Given a set of points on a plane, we define a convex hole to be a convex polygon having as vertices any of the given points and not containing any of the given points in its interior (in addition to the vertices, other given points may lie on the perimeter of the polygon).

As an example, the image below shows a set of twenty points and a few such convex holes. The convex hole shown as a red heptagon has an area equal to 1049694.5 square units, which is the highest possible area for a convex hole on the given set of points.

For our example, we used the first 20 points (T2k−1, T2k), for k = 1,2,…,20, produced with the pseudo-random number generator:

$S\_0=290797$ $S\_{n+1}=S\_n^2 \text{ mod } 50515093$ $T\_n=\text{(}S\_n \text{ mod } 2000 \text{)}-1000$

i.e. (527, 144), (−488, 732), (−454, −947), …

What is the maximum area for a convex hole on the set containing the first 500 points in the pseudo-random sequence?
Specify your answer including one digit after the decimal point.


凸洞

给定平面上一个点集,以这个点集中的点为顶点、且不包含点集中的点在内部(可以在边界上)的凸多边形,称为这个点集的凸洞。

例如,下图展示了20个点组成的点集,以及一系列点集的凸洞。
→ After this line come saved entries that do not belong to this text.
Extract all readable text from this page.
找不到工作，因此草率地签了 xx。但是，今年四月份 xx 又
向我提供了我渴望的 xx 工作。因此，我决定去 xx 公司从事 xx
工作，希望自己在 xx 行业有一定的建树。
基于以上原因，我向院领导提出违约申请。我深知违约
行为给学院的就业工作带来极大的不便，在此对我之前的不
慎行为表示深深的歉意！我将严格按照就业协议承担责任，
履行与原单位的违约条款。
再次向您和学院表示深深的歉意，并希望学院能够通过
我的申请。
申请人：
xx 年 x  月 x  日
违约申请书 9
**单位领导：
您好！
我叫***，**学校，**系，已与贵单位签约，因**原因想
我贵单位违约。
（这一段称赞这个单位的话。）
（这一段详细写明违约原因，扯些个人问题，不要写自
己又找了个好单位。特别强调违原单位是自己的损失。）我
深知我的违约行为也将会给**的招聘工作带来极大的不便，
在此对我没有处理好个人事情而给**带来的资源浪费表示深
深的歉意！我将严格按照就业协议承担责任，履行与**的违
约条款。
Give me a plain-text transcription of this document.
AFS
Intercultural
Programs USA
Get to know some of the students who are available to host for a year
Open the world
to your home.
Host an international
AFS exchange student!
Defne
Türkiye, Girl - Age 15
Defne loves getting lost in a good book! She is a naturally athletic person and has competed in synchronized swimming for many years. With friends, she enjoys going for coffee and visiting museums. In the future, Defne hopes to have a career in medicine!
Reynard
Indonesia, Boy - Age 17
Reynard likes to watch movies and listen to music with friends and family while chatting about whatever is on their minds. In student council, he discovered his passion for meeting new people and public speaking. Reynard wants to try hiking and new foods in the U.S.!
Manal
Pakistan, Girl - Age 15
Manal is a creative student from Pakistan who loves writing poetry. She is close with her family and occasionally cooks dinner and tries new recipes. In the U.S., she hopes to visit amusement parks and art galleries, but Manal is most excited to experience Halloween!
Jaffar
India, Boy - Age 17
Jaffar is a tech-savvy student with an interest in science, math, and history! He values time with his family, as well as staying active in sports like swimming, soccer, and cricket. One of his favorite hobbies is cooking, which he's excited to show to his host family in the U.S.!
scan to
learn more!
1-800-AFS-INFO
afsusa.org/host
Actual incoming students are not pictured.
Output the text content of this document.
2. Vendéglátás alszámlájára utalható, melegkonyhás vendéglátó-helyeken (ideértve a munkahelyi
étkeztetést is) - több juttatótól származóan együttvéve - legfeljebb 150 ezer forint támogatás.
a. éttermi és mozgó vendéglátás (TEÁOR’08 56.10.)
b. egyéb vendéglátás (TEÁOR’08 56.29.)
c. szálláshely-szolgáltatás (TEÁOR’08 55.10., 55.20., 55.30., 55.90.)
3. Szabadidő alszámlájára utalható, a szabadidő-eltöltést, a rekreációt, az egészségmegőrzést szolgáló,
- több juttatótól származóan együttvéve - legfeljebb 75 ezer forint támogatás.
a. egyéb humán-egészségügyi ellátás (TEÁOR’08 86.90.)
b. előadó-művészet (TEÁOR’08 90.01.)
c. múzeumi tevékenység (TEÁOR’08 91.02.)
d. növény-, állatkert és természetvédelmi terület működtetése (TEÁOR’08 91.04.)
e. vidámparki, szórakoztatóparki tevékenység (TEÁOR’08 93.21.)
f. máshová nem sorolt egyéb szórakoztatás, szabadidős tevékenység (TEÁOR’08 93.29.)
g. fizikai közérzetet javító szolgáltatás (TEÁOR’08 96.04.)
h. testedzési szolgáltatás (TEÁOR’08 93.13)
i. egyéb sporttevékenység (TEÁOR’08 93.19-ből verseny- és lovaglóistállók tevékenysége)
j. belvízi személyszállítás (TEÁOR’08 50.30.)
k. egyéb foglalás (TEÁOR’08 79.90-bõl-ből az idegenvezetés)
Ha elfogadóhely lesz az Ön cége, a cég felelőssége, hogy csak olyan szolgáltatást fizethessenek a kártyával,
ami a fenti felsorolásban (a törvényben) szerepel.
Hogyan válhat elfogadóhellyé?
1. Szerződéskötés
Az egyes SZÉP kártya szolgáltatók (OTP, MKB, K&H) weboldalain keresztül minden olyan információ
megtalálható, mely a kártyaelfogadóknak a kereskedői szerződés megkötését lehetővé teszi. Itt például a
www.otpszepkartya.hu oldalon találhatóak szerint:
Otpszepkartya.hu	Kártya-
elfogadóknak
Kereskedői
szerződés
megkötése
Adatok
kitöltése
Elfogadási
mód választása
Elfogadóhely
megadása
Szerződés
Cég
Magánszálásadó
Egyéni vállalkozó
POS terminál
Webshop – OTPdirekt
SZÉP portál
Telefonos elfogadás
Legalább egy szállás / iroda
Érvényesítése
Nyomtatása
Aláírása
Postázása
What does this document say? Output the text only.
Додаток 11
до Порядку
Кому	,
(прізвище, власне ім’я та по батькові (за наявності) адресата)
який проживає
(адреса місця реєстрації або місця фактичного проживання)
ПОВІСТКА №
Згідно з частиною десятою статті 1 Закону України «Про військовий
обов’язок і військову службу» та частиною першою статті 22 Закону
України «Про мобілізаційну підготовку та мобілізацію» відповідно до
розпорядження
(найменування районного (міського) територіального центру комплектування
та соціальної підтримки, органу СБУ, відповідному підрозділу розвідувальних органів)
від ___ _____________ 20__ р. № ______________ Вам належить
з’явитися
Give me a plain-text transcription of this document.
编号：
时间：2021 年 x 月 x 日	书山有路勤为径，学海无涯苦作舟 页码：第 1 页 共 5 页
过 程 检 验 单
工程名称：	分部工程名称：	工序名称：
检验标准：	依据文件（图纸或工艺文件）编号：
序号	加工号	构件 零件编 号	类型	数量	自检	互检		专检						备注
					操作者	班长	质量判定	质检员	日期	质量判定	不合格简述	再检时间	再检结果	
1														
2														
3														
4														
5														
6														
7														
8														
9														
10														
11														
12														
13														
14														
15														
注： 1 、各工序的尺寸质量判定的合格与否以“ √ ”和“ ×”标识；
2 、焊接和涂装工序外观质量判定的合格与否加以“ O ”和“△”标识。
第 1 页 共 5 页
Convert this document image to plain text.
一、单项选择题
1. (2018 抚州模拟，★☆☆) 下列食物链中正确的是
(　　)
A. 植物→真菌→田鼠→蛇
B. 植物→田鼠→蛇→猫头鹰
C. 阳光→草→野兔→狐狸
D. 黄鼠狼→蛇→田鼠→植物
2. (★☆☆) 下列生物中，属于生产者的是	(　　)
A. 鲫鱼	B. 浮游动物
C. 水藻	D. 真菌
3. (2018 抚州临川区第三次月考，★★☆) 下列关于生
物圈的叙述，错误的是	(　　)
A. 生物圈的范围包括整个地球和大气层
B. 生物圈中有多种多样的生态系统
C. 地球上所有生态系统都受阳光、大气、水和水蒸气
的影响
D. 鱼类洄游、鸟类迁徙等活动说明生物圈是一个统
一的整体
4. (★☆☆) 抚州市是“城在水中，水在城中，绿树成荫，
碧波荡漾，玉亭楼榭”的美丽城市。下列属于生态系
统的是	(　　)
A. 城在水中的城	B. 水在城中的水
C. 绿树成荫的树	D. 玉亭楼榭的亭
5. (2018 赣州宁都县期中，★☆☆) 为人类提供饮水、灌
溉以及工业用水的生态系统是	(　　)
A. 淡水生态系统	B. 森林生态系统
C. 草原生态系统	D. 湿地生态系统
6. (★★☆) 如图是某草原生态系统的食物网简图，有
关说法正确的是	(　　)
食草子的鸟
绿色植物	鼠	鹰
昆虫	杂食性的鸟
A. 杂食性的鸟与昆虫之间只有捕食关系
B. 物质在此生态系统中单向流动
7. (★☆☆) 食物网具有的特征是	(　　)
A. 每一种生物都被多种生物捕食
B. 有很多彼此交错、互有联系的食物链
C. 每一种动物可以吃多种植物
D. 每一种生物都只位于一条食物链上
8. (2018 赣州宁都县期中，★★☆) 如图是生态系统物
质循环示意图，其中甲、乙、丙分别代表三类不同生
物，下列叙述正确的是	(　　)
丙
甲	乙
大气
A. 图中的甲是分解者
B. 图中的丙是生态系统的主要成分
下图中的红色七边形凸洞的面积为1049694.5平方单位,是点集中最大的凸洞。

在这个例子中,我们使用的20个点(T2k−1, T2k)是由如下的伪随机数生成器取k = 1,2,…,20生成的:

$S\_0=290797$ $S\_{n+1}=S\_n^2 \text{ mod } 50515093$ $T\_n=\text{(}S\_n \text{ mod } 2000 \text{)}-1000$

也就是 (527, 144), (−488, 732), (−454, −947), …

取这个伪随机序列的前500个点构成的集合,凸洞的最大面积是多少?
注意将你的答案保留小数点后一位小数。